It is a well-known identity that $$\binom{n}{0}^2+\binom{n}{1}^2+\cdots+\binom{n}{n}^2=\binom{2n}{n}.$$
By symmetry of the binomial coefficients, this means the ratio $$\dfrac{\binom{2n}{n}}{\binom{n}{0}^2+\binom{n}{1}^2+\cdots+\binom{n}{n/2}^2}$$ is approximately $2$.
What about if we take only the first half of the term in the denominator? How fast does the ratio $$\dfrac{\binom{2n}{n}}{\binom{n}{0}^2+\binom{n}{1}^2+\cdots+\binom{n}{n/4}^2}$$ grow, as $n\rightarrow\infty$?

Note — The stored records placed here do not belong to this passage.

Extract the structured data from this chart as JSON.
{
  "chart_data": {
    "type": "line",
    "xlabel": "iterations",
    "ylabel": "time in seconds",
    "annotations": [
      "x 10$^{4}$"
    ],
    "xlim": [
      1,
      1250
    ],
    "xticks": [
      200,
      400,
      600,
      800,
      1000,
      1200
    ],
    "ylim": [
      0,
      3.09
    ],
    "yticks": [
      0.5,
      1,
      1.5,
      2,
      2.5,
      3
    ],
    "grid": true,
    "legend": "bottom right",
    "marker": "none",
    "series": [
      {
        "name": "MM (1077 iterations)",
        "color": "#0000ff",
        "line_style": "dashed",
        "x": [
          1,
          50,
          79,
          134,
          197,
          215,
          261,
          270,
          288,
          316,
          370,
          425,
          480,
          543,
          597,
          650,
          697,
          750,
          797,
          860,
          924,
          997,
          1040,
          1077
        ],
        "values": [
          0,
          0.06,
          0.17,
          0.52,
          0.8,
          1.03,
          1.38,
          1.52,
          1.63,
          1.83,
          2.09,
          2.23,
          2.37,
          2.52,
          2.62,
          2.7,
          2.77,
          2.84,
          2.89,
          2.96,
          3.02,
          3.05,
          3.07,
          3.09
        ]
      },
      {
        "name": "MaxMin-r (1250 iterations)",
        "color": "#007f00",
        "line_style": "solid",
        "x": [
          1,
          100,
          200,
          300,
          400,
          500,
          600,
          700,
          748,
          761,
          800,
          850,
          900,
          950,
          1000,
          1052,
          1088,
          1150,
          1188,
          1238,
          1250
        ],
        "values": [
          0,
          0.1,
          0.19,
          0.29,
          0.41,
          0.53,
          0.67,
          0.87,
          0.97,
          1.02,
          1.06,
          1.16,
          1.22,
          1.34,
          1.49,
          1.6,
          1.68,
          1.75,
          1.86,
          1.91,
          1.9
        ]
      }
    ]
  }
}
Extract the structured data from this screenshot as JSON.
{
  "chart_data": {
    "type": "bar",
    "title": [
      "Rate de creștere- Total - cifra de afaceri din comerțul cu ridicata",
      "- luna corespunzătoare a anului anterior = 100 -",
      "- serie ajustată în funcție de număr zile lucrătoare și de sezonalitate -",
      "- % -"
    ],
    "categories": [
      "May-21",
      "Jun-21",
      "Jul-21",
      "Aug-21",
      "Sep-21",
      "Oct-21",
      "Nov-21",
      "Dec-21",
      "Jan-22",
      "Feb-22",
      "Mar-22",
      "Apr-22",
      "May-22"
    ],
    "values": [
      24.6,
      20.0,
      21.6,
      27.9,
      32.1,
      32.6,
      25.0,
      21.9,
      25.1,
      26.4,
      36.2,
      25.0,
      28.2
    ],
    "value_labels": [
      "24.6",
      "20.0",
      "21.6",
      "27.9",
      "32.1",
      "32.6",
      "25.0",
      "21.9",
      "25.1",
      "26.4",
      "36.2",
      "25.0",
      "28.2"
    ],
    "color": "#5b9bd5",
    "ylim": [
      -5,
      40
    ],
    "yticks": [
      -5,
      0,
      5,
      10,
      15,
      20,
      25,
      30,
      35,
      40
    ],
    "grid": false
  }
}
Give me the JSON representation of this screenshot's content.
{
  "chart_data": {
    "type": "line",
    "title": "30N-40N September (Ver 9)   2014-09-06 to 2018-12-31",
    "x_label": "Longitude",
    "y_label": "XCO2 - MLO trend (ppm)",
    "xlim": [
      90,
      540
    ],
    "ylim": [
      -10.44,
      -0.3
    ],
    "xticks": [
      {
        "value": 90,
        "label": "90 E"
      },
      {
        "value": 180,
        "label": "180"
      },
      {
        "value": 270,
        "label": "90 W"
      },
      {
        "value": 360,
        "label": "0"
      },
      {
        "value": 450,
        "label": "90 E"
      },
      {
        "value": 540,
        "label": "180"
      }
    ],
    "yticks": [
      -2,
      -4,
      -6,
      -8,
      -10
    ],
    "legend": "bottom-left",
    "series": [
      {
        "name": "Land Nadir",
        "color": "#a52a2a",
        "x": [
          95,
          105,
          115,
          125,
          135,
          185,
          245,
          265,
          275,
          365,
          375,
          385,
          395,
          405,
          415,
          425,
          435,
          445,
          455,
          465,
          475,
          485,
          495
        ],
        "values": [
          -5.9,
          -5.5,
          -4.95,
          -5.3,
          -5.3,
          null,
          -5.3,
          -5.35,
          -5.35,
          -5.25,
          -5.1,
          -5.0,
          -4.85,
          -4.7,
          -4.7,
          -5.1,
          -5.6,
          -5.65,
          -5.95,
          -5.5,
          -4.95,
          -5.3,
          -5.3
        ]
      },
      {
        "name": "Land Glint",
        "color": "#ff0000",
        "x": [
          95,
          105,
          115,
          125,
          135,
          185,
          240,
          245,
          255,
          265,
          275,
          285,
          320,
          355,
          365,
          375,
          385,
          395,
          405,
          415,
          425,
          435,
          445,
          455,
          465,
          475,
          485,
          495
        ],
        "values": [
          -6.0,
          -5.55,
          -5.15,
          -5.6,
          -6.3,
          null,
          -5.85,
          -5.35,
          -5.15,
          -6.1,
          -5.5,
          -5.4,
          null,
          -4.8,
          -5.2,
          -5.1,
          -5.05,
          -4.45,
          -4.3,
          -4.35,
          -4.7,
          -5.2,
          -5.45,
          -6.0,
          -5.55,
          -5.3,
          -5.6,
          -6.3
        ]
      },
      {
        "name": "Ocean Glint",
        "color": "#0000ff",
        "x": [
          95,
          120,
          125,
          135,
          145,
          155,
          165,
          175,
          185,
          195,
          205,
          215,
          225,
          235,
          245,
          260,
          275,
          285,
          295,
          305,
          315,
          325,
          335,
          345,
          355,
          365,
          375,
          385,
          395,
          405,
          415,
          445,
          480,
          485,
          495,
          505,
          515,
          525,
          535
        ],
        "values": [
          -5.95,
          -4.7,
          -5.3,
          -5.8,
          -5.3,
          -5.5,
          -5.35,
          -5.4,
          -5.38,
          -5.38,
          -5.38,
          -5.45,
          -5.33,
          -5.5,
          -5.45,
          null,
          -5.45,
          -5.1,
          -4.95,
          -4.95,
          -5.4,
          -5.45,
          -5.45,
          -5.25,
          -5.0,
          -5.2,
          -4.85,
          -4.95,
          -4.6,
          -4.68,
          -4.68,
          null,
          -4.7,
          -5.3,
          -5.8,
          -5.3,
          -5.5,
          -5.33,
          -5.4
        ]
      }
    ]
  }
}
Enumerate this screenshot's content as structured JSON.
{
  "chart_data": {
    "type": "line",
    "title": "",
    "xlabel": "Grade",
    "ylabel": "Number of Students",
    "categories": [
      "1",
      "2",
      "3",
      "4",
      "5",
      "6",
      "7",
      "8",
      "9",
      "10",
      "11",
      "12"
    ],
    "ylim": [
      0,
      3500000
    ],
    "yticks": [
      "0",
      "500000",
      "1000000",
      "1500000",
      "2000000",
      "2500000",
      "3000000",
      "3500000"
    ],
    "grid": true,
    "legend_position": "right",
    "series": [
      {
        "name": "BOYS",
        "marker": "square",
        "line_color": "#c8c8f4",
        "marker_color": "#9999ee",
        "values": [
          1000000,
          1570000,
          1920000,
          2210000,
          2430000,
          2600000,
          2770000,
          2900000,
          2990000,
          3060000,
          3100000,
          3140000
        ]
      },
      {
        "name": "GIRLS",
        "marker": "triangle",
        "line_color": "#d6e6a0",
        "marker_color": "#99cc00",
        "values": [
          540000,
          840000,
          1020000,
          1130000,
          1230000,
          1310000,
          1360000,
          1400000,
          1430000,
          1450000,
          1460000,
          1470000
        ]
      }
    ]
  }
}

In the sum $${\binom{n}{n/4}^2+\binom{n}{n/4-1}^2+\cdots+\binom{n}{0}^2}$$ the ratio of one term to the next is initially approximately $9$, and increases thereafter. However, it stays between $9$ and $9 + \varepsilon$ for an arbitrarily long time as $n$ gets larger.
Thus the expression is equivalent to $\binom{n}{n/4}^2(1 + 1/9 + 1/81 + \dots) = (9/8)\binom{n}{n/4}^2$ for large $n$.
By Stirling's formula then, the ratio in your problem is equivalent to $\frac{1}{3}\sqrt{\pi n} \left(\frac{3\sqrt{3}}{4}\right)^n$.